Smith, who will be a free agent at the end of the season, at times has looked like an elite player in the playoffs.

QUOTE: "When I went to the Suns' playoff game my first year here and saw the excitement of fans at that game, I thought if we could win we would get that on a bigger scale with football. Sure enough, the championship game was exactly that. It was unbelievable." - Cardinals coach Ken Whisenhunt.

TRENDING: It has taken a few months, but running backs Edgerrin James and Tim Hightower have returned to the roles in which they started the season. James is again the featured back, a job he lost to Hightower midway through the season. And Hightower is again the short-yardage and goal-line back.

It has been a good move for both. James is a savvy veteran whose experience has been valuable in the playoffs. He rarely loses yardage and he's breaking tackles on the second level, something he didn't do consistently earlier in the year.

Hightower was struggling as the starter, but not all of it was his fault. The Cardinals fell behind early in game, which made it impossible to stick with running plays. As the running game faltered, it appeared Hightower started to press to make big plays. He danced a little too much and there were too many runs for minus yards.

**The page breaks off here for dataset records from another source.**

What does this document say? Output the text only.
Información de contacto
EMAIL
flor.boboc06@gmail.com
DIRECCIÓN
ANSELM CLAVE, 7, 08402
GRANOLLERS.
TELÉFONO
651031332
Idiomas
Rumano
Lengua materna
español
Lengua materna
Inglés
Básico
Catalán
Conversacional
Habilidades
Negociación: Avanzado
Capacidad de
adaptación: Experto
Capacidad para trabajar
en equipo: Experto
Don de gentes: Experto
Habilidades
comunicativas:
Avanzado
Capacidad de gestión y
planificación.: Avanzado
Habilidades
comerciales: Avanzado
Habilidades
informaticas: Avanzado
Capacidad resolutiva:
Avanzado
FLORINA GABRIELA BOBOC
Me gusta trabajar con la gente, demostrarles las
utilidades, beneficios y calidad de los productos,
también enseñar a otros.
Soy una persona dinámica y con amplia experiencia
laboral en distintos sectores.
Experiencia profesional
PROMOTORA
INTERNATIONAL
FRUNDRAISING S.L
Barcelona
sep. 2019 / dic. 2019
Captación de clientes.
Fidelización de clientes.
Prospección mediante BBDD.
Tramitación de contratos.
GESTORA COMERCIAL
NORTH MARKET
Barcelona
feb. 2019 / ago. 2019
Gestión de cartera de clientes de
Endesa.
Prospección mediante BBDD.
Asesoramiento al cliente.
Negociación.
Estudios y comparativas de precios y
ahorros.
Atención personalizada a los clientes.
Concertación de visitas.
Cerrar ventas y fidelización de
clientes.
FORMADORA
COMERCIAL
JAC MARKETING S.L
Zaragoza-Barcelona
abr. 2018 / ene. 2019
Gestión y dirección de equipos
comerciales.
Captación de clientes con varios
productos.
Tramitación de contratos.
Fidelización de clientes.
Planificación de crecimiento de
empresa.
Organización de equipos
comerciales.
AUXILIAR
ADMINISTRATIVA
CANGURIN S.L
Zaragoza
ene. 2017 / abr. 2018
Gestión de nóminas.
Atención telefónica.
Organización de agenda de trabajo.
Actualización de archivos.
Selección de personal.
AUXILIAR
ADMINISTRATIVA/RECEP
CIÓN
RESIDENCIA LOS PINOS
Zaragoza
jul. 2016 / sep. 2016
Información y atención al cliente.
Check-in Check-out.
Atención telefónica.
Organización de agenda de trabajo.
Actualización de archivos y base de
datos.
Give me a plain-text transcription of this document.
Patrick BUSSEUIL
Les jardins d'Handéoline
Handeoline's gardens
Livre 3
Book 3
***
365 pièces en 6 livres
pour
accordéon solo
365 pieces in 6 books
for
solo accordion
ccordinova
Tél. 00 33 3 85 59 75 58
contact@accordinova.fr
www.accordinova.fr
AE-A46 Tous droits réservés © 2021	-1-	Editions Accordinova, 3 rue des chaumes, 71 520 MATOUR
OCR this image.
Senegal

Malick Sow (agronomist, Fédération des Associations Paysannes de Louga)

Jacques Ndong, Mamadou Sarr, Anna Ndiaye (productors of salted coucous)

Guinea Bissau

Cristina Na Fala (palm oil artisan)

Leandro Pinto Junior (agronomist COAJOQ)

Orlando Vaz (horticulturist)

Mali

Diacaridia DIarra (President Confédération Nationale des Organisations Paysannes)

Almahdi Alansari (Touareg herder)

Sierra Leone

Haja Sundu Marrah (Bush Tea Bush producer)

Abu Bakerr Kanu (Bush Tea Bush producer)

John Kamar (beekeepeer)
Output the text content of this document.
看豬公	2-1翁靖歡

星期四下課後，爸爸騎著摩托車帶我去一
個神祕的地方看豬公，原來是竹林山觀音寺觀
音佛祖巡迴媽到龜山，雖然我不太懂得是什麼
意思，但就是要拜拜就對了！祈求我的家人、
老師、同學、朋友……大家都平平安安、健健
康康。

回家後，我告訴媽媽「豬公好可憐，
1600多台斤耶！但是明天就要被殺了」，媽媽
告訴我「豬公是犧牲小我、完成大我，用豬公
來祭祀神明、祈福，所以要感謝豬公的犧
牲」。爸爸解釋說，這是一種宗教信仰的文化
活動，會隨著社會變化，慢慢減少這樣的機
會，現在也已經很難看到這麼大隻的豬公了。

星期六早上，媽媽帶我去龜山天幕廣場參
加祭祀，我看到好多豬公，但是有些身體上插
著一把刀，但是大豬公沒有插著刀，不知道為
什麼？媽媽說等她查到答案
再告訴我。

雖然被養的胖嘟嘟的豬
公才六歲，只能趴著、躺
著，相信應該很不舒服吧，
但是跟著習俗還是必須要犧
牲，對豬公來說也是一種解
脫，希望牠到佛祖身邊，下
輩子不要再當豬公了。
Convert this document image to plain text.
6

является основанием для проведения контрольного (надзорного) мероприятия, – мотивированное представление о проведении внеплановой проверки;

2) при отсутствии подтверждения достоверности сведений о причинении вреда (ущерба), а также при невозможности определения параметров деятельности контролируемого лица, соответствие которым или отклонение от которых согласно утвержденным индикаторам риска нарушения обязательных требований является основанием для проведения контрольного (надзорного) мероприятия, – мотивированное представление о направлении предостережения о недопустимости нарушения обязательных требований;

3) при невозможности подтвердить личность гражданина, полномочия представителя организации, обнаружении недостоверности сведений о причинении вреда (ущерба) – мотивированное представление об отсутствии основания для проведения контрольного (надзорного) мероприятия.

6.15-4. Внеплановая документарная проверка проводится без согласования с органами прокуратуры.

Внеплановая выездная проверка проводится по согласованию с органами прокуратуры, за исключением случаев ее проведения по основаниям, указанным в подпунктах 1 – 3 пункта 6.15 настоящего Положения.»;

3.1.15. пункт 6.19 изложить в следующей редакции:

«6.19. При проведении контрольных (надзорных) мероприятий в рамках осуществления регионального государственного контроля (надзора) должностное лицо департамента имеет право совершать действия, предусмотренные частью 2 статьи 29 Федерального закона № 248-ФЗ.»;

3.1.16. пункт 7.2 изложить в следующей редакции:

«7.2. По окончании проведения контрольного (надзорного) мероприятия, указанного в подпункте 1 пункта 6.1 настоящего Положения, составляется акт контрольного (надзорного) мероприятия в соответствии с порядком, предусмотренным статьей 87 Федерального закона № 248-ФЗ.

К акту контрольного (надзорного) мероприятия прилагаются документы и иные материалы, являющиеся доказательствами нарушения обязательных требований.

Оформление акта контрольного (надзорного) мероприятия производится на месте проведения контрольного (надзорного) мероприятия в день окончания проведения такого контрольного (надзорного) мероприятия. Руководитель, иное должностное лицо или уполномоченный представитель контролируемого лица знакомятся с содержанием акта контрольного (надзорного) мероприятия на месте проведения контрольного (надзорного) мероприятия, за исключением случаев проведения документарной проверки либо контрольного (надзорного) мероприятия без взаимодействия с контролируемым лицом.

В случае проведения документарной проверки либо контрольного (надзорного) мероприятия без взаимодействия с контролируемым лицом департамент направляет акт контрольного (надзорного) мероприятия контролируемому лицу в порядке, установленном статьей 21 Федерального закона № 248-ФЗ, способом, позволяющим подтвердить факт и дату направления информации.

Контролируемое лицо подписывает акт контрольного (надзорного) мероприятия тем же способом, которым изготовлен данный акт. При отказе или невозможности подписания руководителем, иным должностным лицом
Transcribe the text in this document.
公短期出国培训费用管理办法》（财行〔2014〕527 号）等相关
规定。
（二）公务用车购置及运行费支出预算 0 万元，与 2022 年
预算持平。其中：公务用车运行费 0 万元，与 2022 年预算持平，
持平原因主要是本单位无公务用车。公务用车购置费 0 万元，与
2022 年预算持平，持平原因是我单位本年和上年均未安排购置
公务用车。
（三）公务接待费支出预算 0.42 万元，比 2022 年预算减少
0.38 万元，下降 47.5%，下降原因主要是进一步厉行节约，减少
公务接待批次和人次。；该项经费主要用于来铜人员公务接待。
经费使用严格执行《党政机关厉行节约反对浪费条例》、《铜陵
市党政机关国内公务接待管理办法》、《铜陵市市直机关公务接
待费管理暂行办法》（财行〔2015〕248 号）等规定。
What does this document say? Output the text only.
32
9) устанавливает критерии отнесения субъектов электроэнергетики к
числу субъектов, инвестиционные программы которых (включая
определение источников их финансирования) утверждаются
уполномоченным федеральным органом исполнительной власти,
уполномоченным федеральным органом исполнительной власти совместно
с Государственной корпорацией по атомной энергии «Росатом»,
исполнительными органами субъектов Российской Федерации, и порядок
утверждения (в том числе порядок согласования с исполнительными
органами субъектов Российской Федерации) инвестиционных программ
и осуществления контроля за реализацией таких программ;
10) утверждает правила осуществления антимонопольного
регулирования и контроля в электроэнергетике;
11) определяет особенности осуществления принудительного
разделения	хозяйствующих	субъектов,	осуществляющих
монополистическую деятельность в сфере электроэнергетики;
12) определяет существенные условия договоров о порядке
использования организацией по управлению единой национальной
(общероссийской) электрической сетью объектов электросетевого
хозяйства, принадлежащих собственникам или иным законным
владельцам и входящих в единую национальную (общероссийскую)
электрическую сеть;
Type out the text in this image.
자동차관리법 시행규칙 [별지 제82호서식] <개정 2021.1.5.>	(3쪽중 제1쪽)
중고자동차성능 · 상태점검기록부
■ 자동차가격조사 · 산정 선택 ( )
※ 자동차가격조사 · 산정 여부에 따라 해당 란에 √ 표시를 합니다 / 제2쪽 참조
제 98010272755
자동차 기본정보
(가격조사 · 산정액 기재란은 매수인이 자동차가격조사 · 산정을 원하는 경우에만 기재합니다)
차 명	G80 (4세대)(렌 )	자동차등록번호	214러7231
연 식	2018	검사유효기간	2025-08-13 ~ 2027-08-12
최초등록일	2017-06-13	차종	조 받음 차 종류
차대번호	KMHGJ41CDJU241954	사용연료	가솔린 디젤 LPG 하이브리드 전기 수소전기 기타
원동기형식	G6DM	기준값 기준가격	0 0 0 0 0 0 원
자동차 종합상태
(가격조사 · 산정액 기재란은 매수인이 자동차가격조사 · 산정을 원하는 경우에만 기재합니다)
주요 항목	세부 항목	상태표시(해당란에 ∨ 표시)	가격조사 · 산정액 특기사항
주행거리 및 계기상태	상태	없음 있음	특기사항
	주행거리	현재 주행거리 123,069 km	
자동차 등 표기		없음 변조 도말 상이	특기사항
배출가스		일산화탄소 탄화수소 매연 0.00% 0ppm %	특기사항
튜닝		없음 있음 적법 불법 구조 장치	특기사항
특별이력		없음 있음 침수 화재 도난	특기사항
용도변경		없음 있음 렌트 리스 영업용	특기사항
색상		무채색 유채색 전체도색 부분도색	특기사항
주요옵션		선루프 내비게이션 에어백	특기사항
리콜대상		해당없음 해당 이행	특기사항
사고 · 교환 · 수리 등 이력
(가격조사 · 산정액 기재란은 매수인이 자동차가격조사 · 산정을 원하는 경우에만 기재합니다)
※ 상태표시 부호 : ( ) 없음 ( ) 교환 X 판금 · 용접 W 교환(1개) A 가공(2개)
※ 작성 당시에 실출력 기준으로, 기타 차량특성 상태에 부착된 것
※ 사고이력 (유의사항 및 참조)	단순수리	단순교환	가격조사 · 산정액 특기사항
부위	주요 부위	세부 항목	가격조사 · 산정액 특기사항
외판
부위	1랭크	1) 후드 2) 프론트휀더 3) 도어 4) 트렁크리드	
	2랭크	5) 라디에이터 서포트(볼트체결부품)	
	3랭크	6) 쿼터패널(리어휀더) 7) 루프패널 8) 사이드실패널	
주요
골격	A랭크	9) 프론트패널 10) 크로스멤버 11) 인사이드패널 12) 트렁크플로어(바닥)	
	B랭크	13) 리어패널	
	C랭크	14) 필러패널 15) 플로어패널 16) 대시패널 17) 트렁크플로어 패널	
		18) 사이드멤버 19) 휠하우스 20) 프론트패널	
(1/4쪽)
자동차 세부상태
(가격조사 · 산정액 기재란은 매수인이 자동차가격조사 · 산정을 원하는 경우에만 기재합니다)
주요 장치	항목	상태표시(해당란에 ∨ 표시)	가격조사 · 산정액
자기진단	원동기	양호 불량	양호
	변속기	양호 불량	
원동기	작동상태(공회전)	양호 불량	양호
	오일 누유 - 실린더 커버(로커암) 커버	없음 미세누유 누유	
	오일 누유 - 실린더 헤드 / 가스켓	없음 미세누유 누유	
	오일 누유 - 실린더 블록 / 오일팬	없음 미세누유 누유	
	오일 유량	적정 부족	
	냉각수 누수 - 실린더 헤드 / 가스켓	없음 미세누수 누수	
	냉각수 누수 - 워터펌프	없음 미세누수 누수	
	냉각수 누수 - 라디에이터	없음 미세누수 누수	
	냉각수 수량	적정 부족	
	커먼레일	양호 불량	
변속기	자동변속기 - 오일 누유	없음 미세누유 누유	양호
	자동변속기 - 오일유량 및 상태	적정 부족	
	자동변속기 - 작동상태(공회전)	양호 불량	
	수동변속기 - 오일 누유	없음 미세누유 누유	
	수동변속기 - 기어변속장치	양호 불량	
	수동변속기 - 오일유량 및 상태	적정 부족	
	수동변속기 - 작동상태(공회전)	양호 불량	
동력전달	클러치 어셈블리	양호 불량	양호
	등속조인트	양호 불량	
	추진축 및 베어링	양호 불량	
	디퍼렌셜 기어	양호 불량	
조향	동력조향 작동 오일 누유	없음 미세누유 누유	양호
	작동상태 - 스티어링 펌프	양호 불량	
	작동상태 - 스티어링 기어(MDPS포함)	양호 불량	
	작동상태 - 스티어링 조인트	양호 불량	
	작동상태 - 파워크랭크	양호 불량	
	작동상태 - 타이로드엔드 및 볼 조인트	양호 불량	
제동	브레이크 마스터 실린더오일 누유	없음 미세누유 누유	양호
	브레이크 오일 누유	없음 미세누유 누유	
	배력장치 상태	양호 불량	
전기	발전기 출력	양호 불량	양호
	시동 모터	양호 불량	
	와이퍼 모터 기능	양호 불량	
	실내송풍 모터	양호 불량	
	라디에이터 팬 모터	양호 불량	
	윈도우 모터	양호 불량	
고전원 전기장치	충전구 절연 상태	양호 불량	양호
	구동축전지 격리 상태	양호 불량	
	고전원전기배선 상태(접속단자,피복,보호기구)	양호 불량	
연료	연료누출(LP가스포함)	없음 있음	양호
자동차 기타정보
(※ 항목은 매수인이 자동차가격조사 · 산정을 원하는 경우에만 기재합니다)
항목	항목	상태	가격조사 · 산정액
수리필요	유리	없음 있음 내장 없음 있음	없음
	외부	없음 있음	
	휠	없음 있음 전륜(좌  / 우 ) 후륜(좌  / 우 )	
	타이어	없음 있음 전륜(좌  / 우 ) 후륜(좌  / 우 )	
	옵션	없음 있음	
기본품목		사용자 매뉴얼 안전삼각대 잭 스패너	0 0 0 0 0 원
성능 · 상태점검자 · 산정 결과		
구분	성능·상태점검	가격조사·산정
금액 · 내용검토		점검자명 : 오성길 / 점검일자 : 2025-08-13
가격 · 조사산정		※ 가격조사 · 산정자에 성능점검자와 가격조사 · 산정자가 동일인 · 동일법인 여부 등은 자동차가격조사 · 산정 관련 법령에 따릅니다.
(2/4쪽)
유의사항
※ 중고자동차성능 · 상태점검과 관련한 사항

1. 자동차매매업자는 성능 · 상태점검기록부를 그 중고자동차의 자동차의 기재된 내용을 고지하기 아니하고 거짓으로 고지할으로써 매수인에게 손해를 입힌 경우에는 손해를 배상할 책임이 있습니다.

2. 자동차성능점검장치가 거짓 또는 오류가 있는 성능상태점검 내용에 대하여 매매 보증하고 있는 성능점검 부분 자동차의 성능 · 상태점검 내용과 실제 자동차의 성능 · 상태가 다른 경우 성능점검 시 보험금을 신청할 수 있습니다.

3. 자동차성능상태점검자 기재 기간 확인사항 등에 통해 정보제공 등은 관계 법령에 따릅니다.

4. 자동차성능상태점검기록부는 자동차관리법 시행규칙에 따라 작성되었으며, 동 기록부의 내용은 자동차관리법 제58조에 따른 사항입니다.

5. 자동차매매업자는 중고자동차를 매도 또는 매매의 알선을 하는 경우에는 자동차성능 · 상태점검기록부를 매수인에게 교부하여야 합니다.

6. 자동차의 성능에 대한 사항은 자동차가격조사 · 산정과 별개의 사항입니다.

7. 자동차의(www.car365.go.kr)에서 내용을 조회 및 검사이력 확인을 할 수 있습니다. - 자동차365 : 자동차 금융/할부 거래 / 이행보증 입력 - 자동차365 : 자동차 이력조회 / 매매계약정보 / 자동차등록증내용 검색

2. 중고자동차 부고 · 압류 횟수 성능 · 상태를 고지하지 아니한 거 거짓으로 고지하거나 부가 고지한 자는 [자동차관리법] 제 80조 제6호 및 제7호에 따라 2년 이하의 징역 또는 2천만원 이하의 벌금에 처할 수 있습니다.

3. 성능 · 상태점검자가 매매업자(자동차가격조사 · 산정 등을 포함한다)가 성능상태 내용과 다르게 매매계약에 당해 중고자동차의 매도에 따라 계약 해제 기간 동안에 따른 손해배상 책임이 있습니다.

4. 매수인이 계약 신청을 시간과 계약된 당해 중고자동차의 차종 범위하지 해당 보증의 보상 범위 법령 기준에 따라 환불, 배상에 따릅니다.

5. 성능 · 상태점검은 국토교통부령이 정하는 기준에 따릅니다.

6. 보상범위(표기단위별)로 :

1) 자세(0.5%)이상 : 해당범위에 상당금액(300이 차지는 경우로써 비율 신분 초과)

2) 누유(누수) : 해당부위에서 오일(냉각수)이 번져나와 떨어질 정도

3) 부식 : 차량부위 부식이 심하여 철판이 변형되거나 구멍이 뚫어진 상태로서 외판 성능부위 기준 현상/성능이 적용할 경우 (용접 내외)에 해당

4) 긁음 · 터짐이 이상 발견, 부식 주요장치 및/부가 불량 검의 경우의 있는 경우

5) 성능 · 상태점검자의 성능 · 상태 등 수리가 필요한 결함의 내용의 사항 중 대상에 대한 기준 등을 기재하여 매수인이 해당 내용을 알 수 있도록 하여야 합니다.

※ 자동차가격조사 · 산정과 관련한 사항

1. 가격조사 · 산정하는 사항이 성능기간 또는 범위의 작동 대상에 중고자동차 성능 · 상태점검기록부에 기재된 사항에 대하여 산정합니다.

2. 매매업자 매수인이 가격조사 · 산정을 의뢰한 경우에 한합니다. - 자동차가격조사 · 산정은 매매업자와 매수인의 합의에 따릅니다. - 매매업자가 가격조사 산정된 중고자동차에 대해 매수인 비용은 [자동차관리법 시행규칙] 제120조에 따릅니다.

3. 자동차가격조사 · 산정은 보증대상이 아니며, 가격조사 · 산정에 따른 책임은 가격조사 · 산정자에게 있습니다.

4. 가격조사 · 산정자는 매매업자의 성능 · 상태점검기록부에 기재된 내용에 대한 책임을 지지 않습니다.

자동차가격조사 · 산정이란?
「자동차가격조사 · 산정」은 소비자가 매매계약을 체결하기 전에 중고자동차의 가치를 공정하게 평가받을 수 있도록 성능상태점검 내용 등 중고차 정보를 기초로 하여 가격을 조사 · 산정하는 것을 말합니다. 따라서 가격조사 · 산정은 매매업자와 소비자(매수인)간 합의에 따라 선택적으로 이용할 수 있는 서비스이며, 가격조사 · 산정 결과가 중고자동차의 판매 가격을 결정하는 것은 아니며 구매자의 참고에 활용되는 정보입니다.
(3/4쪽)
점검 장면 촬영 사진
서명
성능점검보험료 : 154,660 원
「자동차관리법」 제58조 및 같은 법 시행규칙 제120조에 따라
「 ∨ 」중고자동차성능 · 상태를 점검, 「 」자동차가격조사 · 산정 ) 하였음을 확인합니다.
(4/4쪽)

Hightower excels in the short-yardage role because he's a downhill, one-cut runner. And he is physical. He also has the speed to bounce outside if the hole isn't there.

PLAYER/PERSONNEL NOTES

--OLB/DE Travis LaBoy suffered a left biceps injury against the Eagles in the NFC title game but he expects to play in the Super Bowl. LaBoy is experimenting with a brace. It's likely he will be at least a part-time player Sunday.

--WR Anquan Boldin appears recovered from a hamstring strain that kept him out of the divisional round and limited him against the Eagles in the NFC title game.

--WR Larry Fitzgerald has gained at least 100 yards receiving in five consecutive games, and his 419 yards in the playoffs is an NFL record.

--RB J.J. Arrington is nursing a right knee injury that kept him out of practice during the week after the conference championship.

Arrington thinks he will be able to play in the Super Bowl, however, and hopes to practice in Tampa.

--P Ben Graham struggled through the championship game with a sore groin muscle. He rested during the week after the title game and should be ready to go for the Super Bowl.